August 25th, 2011
By Jennifer Olin, BSN, RN
In 2004, the National Student Nurses' Association conducted an online survey about nursing, including the perceptions of men in nursing. Half of the male nurses who responded said they have trouble in the workplace due to the perception that they're the "heavy lifters" of patients. They also mentioned gender-related communication among issues they deal with regularly. This feedback got me thinking, and I reached out to some male nurses to find out: what has been the hardest thing about being either a male nurse or a male nursing student?
Jorge Nunez, MSN, CRNA –Nurse Anesthetist
"Initially, the hardest parts for me were the gray areas of nursing. Men tend to be black and white in their thinking, but my background is even more complex since I was an engineer in the military before I was a nurse. In nursing there are 500 ways to do something, with multiple plans/multiple answers. In engineering one plus one always equals two; in nursing, one plus one might equal something different. What works, what doesn't work varies. As a CRNA, you administer a medication and should get a certain, expected response… then you don’t. In military training you work on muscle memory, and you just respond. In anesthesia there is constant response, assessment, response, assessment. Trial and error is not familiar to most men. You have to develop fluidity of response or decision making process."
John Costo, BSN, RN-Operating Room Nurse
"Women's moods. No question. The guys that I work with in the OR are so much easier. We are just direct. Just recently I was talking to another male RN about this very subject. If I come in a room and something is amiss all I have to say is—what's up? In 10 seconds I'll know and we will figure out how to fix it. With women there are feelings and emotions and stuff. It's not every day, and not all women are like that. It's just so often there is all this extra baggage. With men it's either this—or that."
Thomas Rangel, BSN, RN-New Grad
"Two things came up during my clinicals in nursing school. When I was in the ER the first time, I had to place EKG leads on a woman. I was so grateful for my preceptor, who was a male nurse. I would have just reached out and stuck them on her chest and under her breasts. He explained how I needed to do two things, keep her comfortable and protect myself. He explained how I should use the back of my hand for lifting, and/or cover her chest with a pillowcase before touching her to maintain her privacy. I had just never given it any thought. Another time, I was with a male physician who had to try to fix a collapsed lung. Initially, the female patient didn't want either of us in her room, just because we were men.

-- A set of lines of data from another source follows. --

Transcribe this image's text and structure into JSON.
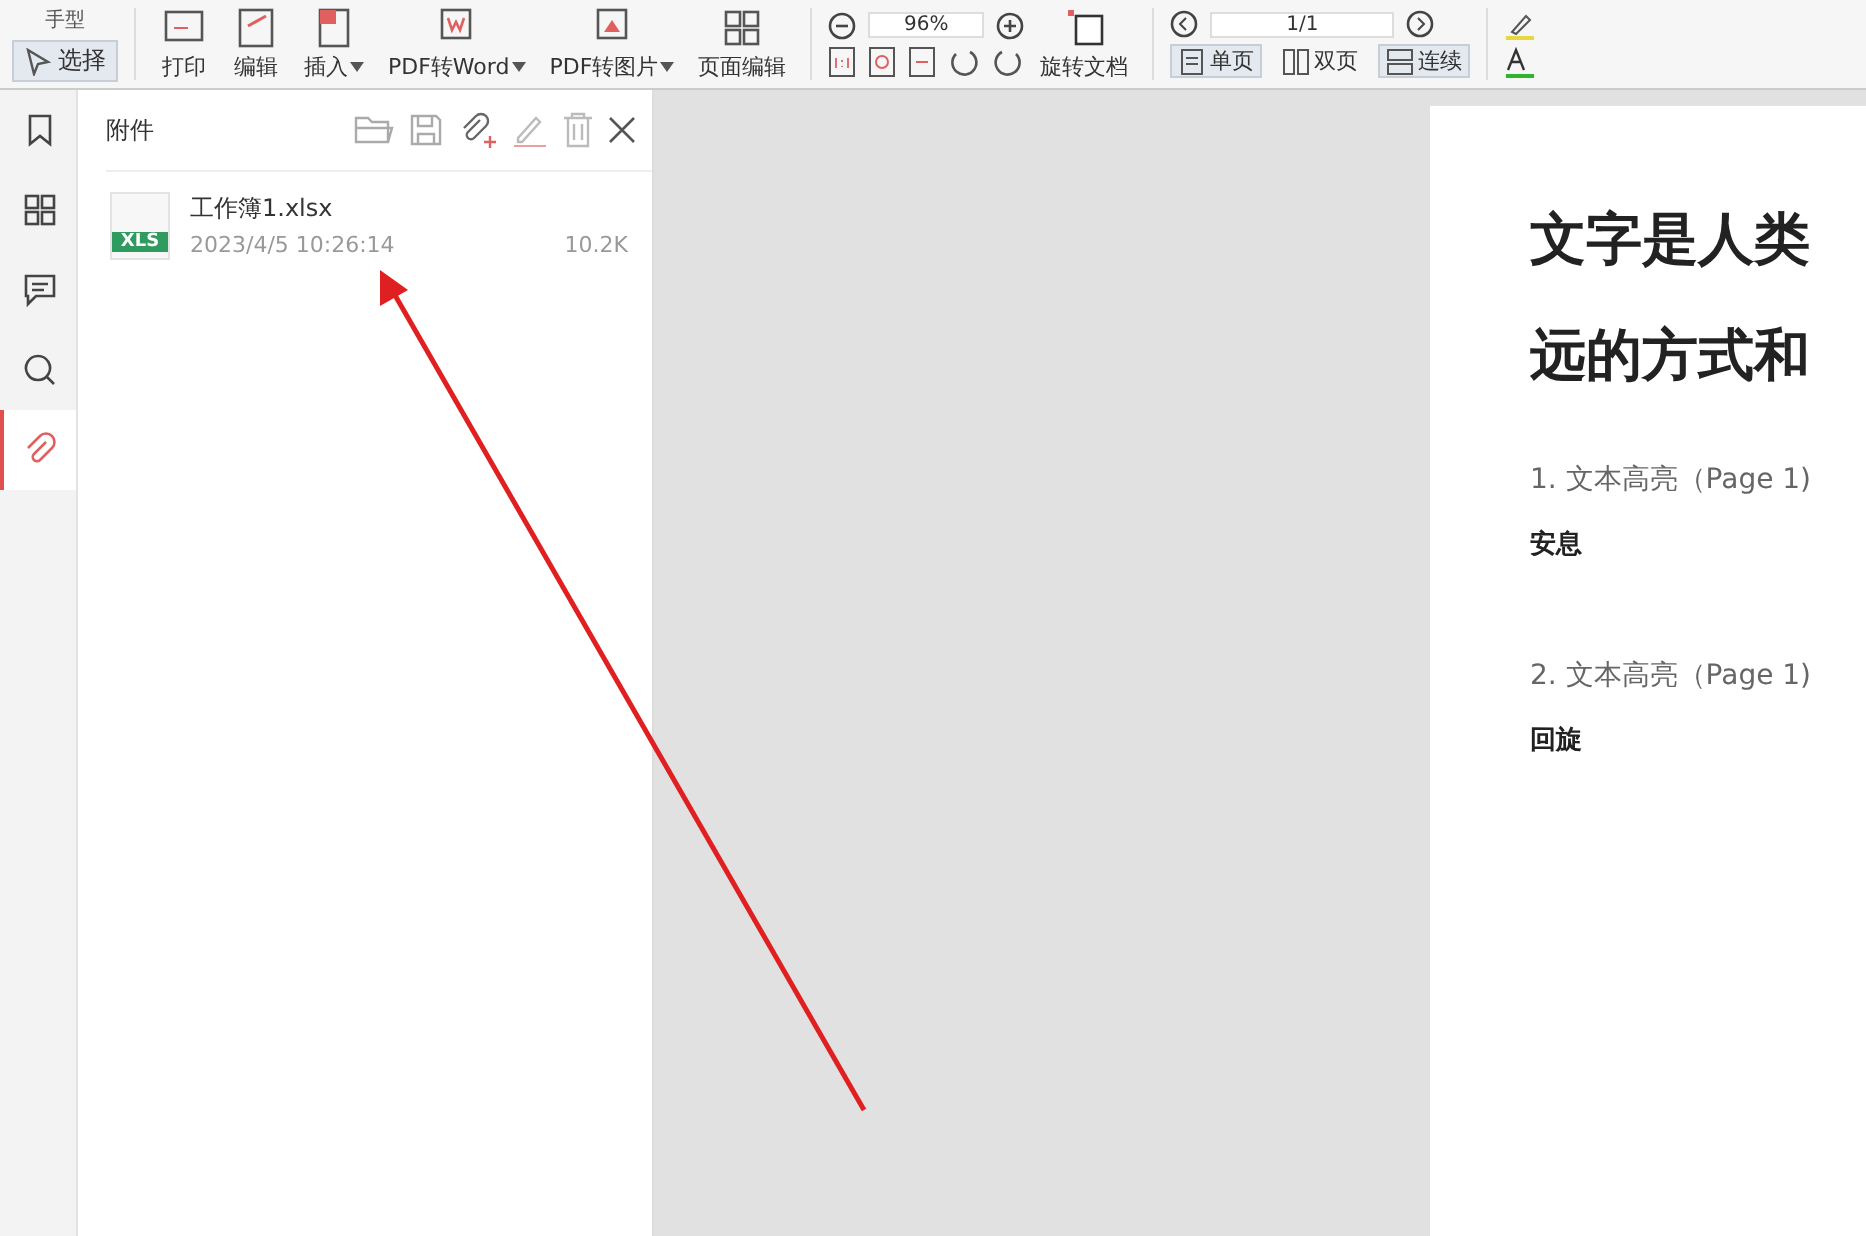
{
  "toolbar": {
    "hand_tool": {
      "label": "手型"
    },
    "select_tool": {
      "label": "选择",
      "selected": true
    },
    "buttons": [
      {
        "label": "打印",
        "kind": "print",
        "dropdown": false
      },
      {
        "label": "编辑",
        "kind": "edit",
        "dropdown": false
      },
      {
        "label": "插入",
        "kind": "insert",
        "dropdown": true
      },
      {
        "label": "PDF转Word",
        "kind": "word",
        "dropdown": true
      },
      {
        "label": "PDF转图片",
        "kind": "image",
        "dropdown": true
      },
      {
        "label": "页面编辑",
        "kind": "pages",
        "dropdown": false
      }
    ],
    "zoom": {
      "value": "96%"
    },
    "rotate": {
      "label": "旋转文档"
    },
    "page": {
      "value": "1/1"
    },
    "view_modes": [
      {
        "label": "单页",
        "kind": "single",
        "selected": true
      },
      {
        "label": "双页",
        "kind": "double",
        "selected": false
      },
      {
        "label": "连续",
        "kind": "continuous",
        "selected": true
      }
    ]
  },
  "sidebar": {
    "items": [
      {
        "kind": "bookmark",
        "selected": false
      },
      {
        "kind": "thumbnails",
        "selected": false
      },
      {
        "kind": "comment",
        "selected": false
      },
      {
        "kind": "search",
        "selected": false
      },
      {
        "kind": "attachment",
        "selected": true
      }
    ]
  },
  "attachments_panel": {
    "title": "附件",
    "files": [
      {
        "name": "工作簿1.xlsx",
        "type": "XLS",
        "date": "2023/4/5 10:26:14",
        "size": "10.2K"
      }
    ]
  },
  "document": {
    "heading_lines": [
      "文字是人类",
      "远的方式和"
    ],
    "annotations": [
      {
        "title": "1. 文本高亮（Page 1)",
        "text": "安息"
      },
      {
        "title": "2. 文本高亮（Page 1)",
        "text": "回旋"
      }
    ]
  }
}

Now I am out of school and recently, I was looking for some extra work. I answered an ad from a family needing help on weekends. The ad said they were looking for an RN, RN student or LVN. The only response I got was that the patient prefers a female. I don't even know if the patient was a man or a woman."

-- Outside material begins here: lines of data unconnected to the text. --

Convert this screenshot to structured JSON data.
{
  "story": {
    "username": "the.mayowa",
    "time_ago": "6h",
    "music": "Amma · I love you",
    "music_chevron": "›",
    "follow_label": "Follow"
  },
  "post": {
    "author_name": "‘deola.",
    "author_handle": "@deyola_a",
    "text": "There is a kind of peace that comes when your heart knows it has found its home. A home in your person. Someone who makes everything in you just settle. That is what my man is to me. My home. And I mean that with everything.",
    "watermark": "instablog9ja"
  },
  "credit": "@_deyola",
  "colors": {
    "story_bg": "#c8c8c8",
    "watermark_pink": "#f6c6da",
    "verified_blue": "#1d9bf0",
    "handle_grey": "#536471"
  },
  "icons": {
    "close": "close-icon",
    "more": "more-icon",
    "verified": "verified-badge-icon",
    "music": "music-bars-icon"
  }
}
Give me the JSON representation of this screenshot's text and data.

Robert Sabbara, RN, ENP-Emergency Nurse Practitioner
"For me, one of the hardest things I have faced as a male nurse is that people automatically think you are gay. It's not that I have a problem with being gay, it's just the expectation that I am. There seems to be a belief that I must be effeminate because I am a male nurse; yet, repeatedly, patients will say they would prefer a female nurse. There is the perception that all female nurses are more compassionate, more empathetic. Now, being in the ER, that behavior is not quite as prominent because there are more men in the ERs, the ORs, and the ICUs. There is less of the Maslow touchy-feely practice and more process-driven A-B-C-D, which is what men are perceived as being better at."

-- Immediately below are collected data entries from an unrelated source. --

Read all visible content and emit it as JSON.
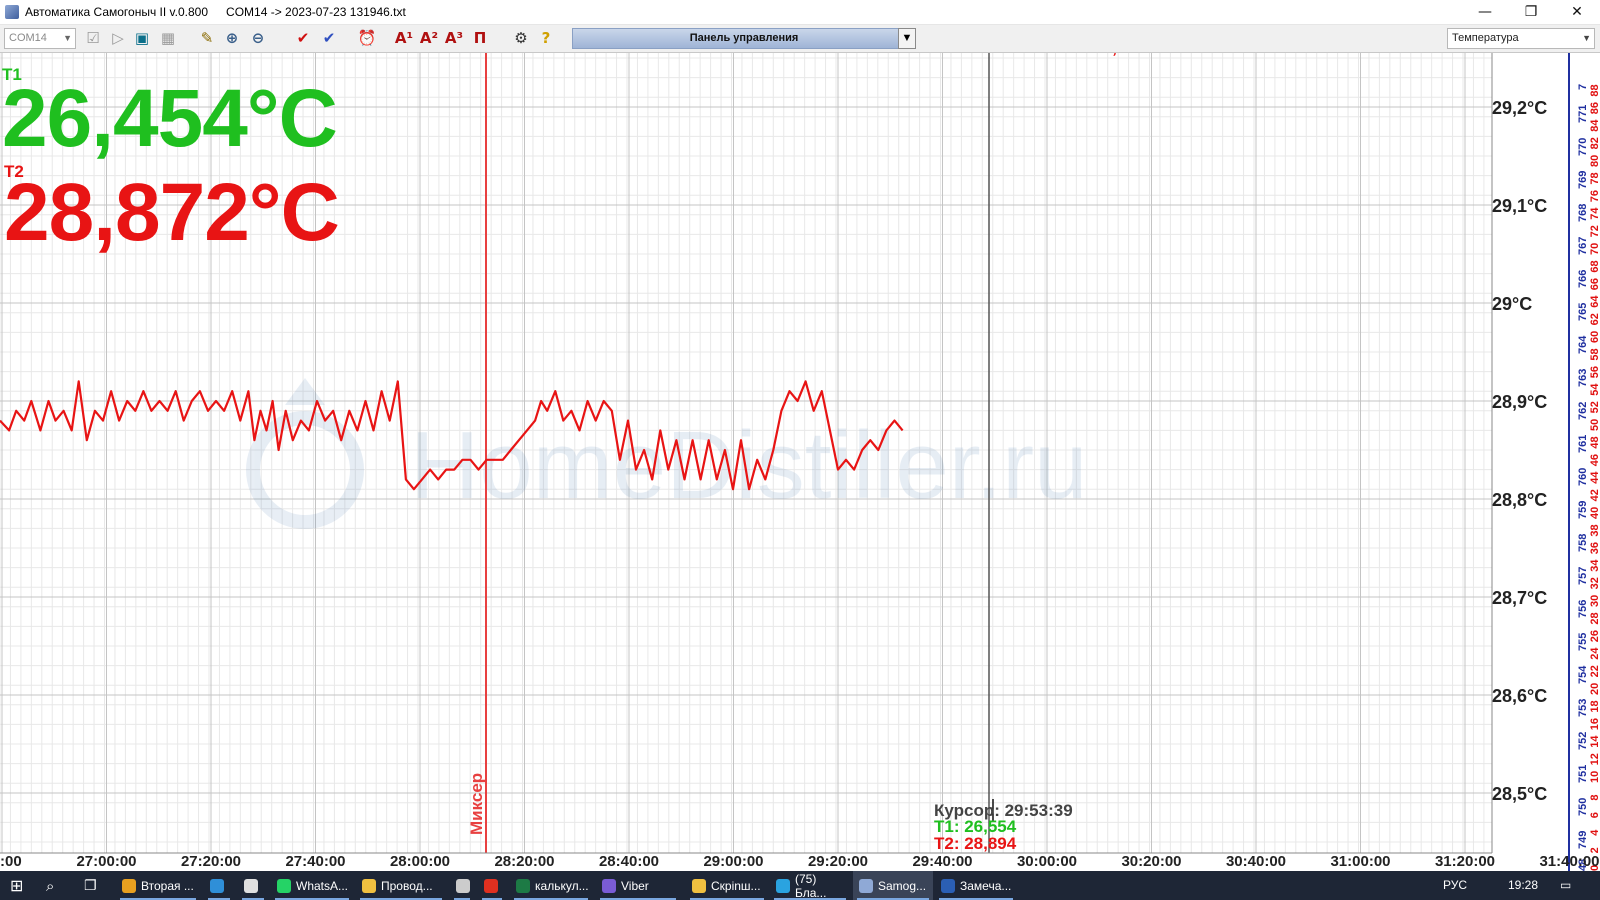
{
  "window": {
    "title": "Автоматика Самогоныч II v.0.800",
    "file": "COM14 -> 2023-07-23 131946.txt",
    "minimize": "—",
    "maximize": "❐",
    "close": "✕"
  },
  "toolbar": {
    "port": "COM14",
    "panel_label": "Панель управления",
    "view_select": "Температура",
    "buttons": [
      {
        "name": "checkbox-icon",
        "glyph": "☑",
        "color": "#9a9a9a"
      },
      {
        "name": "step-icon",
        "glyph": "▷",
        "color": "#9a9a9a"
      },
      {
        "name": "stop-icon",
        "glyph": "▣",
        "color": "#0b6f8a"
      },
      {
        "name": "grid-icon",
        "glyph": "▦",
        "color": "#9a9a9a"
      },
      {
        "name": "open-file-icon",
        "glyph": "✎",
        "color": "#8a6a00"
      },
      {
        "name": "zoom-in-icon",
        "glyph": "⊕",
        "color": "#3a5f8a"
      },
      {
        "name": "zoom-out-icon",
        "glyph": "⊖",
        "color": "#3a5f8a"
      },
      {
        "name": "check-red-icon",
        "glyph": "✔",
        "color": "#d01010"
      },
      {
        "name": "check-blue-icon",
        "glyph": "✔",
        "color": "#3050c0"
      },
      {
        "name": "alarm-clock-icon",
        "glyph": "⏰",
        "color": "#8a1010"
      },
      {
        "name": "a1-icon",
        "glyph": "A¹",
        "color": "#b01010"
      },
      {
        "name": "a2-icon",
        "glyph": "A²",
        "color": "#b01010"
      },
      {
        "name": "a3-icon",
        "glyph": "A³",
        "color": "#b01010"
      },
      {
        "name": "pi-icon",
        "glyph": "П",
        "color": "#b01010"
      },
      {
        "name": "settings-icon",
        "glyph": "⚙",
        "color": "#333333"
      },
      {
        "name": "help-icon",
        "glyph": "?",
        "color": "#d0a000"
      }
    ]
  },
  "readings": {
    "t1_tag": "T1",
    "t1_value": "26,454°C",
    "t2_tag": "T2",
    "t2_value": "28,872°C",
    "t1_color": "#1fbf1f",
    "t2_color": "#e81414"
  },
  "chart_data": {
    "type": "line",
    "ylim": [
      28.45,
      29.25
    ],
    "y_tick_values": [
      29.2,
      29.1,
      29.0,
      28.9,
      28.8,
      28.7,
      28.6,
      28.5
    ],
    "y_tick_labels": [
      "29,2°C",
      "29,1°C",
      "29°C",
      "28,9°C",
      "28,8°C",
      "28,7°C",
      "28,6°C",
      "28,5°C"
    ],
    "x_tick_labels": [
      ":00",
      "27:00:00",
      "27:20:00",
      "27:40:00",
      "28:00:00",
      "28:20:00",
      "28:40:00",
      "29:00:00",
      "29:20:00",
      "29:40:00",
      "30:00:00",
      "30:20:00",
      "30:40:00",
      "31:00:00",
      "31:20:00",
      "31:40:00"
    ],
    "marker_label": "Миксер",
    "marker_time": "28:17:00",
    "cursor_time_value": "29:53:39",
    "end_label": "T2: 28,872",
    "series": [
      {
        "color": "#e81414",
        "x_minutes": [
          0,
          0.9,
          1.6,
          2.4,
          3.1,
          4.0,
          4.8,
          5.5,
          6.3,
          7.1,
          7.8,
          8.6,
          9.4,
          10.2,
          11.0,
          11.8,
          12.6,
          13.4,
          14.2,
          15.0,
          15.8,
          16.6,
          17.4,
          18.2,
          19.0,
          19.8,
          20.6,
          21.4,
          22.2,
          23.0,
          23.8,
          24.6,
          25.2,
          25.8,
          26.4,
          27.0,
          27.6,
          28.3,
          29.0,
          29.8,
          30.6,
          31.4,
          32.2,
          33.0,
          33.8,
          34.6,
          35.4,
          36.2,
          37.0,
          37.8,
          38.6,
          39.4,
          40.2,
          41.0,
          41.8,
          42.6,
          43.4,
          44.2,
          45.0,
          45.8,
          46.6,
          47.4,
          48.2,
          49.0,
          49.8,
          50.6,
          51.4,
          52.2,
          53.0,
          53.6,
          54.2,
          55.0,
          55.8,
          56.6,
          57.4,
          58.2,
          59.0,
          59.8,
          60.6,
          61.4,
          62.2,
          63.0,
          63.8,
          64.6,
          65.4,
          66.2,
          67.0,
          67.8,
          68.6,
          69.4,
          70.2,
          71.0,
          71.8,
          72.6,
          73.4,
          74.2,
          75.0,
          75.8,
          76.6,
          77.4,
          78.2,
          79.0,
          79.8,
          80.6,
          81.4,
          82.2,
          83.0,
          83.8,
          84.6,
          85.4,
          86.2,
          87.0,
          87.8,
          88.6,
          89.4,
          90.2,
          91.0,
          91.8,
          92.6,
          93.4,
          94.2,
          95.0,
          95.8,
          96.6,
          97.4,
          98.2,
          99.0,
          99.8,
          100.6,
          101.4,
          102.2,
          103.0,
          103.8,
          104.4
        ],
        "values": [
          28.88,
          28.87,
          28.89,
          28.88,
          28.9,
          28.87,
          28.9,
          28.88,
          28.89,
          28.87,
          28.92,
          28.86,
          28.89,
          28.88,
          28.91,
          28.88,
          28.9,
          28.89,
          28.91,
          28.89,
          28.9,
          28.89,
          28.91,
          28.88,
          28.9,
          28.91,
          28.89,
          28.9,
          28.89,
          28.91,
          28.88,
          28.91,
          28.86,
          28.89,
          28.87,
          28.9,
          28.85,
          28.89,
          28.86,
          28.88,
          28.87,
          28.9,
          28.88,
          28.89,
          28.86,
          28.89,
          28.87,
          28.9,
          28.87,
          28.91,
          28.88,
          28.92,
          28.82,
          28.81,
          28.82,
          28.83,
          28.82,
          28.83,
          28.83,
          28.84,
          28.84,
          28.83,
          28.84,
          28.84,
          28.84,
          28.85,
          28.86,
          28.87,
          28.88,
          28.9,
          28.89,
          28.91,
          28.88,
          28.89,
          28.87,
          28.9,
          28.88,
          28.9,
          28.89,
          28.84,
          28.88,
          28.83,
          28.85,
          28.82,
          28.87,
          28.83,
          28.86,
          28.82,
          28.86,
          28.82,
          28.86,
          28.82,
          28.85,
          28.81,
          28.86,
          28.81,
          28.84,
          28.82,
          28.85,
          28.89,
          28.91,
          28.9,
          28.92,
          28.89,
          28.91,
          28.87,
          28.83,
          28.84,
          28.83,
          28.85,
          28.86,
          28.85,
          28.87,
          28.88,
          28.87
        ]
      }
    ],
    "right_scale_blue": [
      "749",
      "750",
      "751",
      "752",
      "753",
      "754",
      "755",
      "756",
      "757",
      "758",
      "759",
      "760",
      "761",
      "762",
      "763",
      "764",
      "765",
      "766",
      "767",
      "768",
      "769",
      "770",
      "771",
      "7"
    ],
    "right_scale_red": [
      "0",
      "2",
      "4",
      "6",
      "8",
      "10",
      "12",
      "14",
      "16",
      "18",
      "20",
      "22",
      "24",
      "26",
      "28",
      "30",
      "32",
      "34",
      "36",
      "38",
      "40",
      "42",
      "44",
      "46",
      "48",
      "50",
      "52",
      "54",
      "56",
      "58",
      "60",
      "62",
      "64",
      "66",
      "68",
      "70",
      "72",
      "74",
      "76",
      "78",
      "80",
      "82",
      "84",
      "86",
      "88"
    ],
    "right_scale_blue_bottom": "48"
  },
  "watermark": "HomeDistiller.ru",
  "cursor": {
    "time": "Курсор: 29:53:39",
    "t1": "T1: 26,554",
    "t2": "T2: 28,894"
  },
  "taskbar": {
    "items": [
      {
        "label": "Вторая ...",
        "name": "chrome",
        "color": "#e8a020"
      },
      {
        "label": "",
        "name": "edge",
        "color": "#2f8fd8"
      },
      {
        "label": "",
        "name": "yandex-browser",
        "color": "#e0e0e0"
      },
      {
        "label": "WhatsA...",
        "name": "whatsapp",
        "color": "#25d366"
      },
      {
        "label": "Провод...",
        "name": "explorer",
        "color": "#f0c040"
      },
      {
        "label": "",
        "name": "settings",
        "color": "#cccccc"
      },
      {
        "label": "",
        "name": "yandex",
        "color": "#e03020"
      },
      {
        "label": "калькул...",
        "name": "excel",
        "color": "#1d7a45"
      },
      {
        "label": "Viber",
        "name": "viber",
        "color": "#7a5cd6"
      },
      {
        "label": "Скрinш...",
        "name": "screenshots-folder",
        "color": "#f0c040"
      },
      {
        "label": "(75) Бла...",
        "name": "telegram",
        "color": "#2aa3e0"
      },
      {
        "label": "Samog...",
        "name": "samogonych",
        "color": "#8fa9d6"
      },
      {
        "label": "Замеча...",
        "name": "word",
        "color": "#2b5fb4"
      }
    ],
    "lang": "РУС",
    "time": "19:28"
  }
}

Jonathan Bush, BSN, RN-Hemodialysis Nurse
"I've been working with women for so long it all seems normal. Plus, I've been working in hospital environments since I was 18, and not much seems that hard anymore. I guess the one thing that can still stand out is trying to get over the whirlwind. I feel like things are often made five times more complicated than they need to be to my mind, as a male. It's a whirlwind of emotion, as likes and dislikes create more issues. My answer is to just try to stay out of fray as best I can. When I am talking to a patient or sharing a report I say—so this is the problem, this is what you do to fix it. I'm more like a one-two, knockout punch — simplify. I don't really have gray areas."
Clearly the distinctions between the sexes filter through to variations in how nurses view — and perform — their jobs. Vive la difference.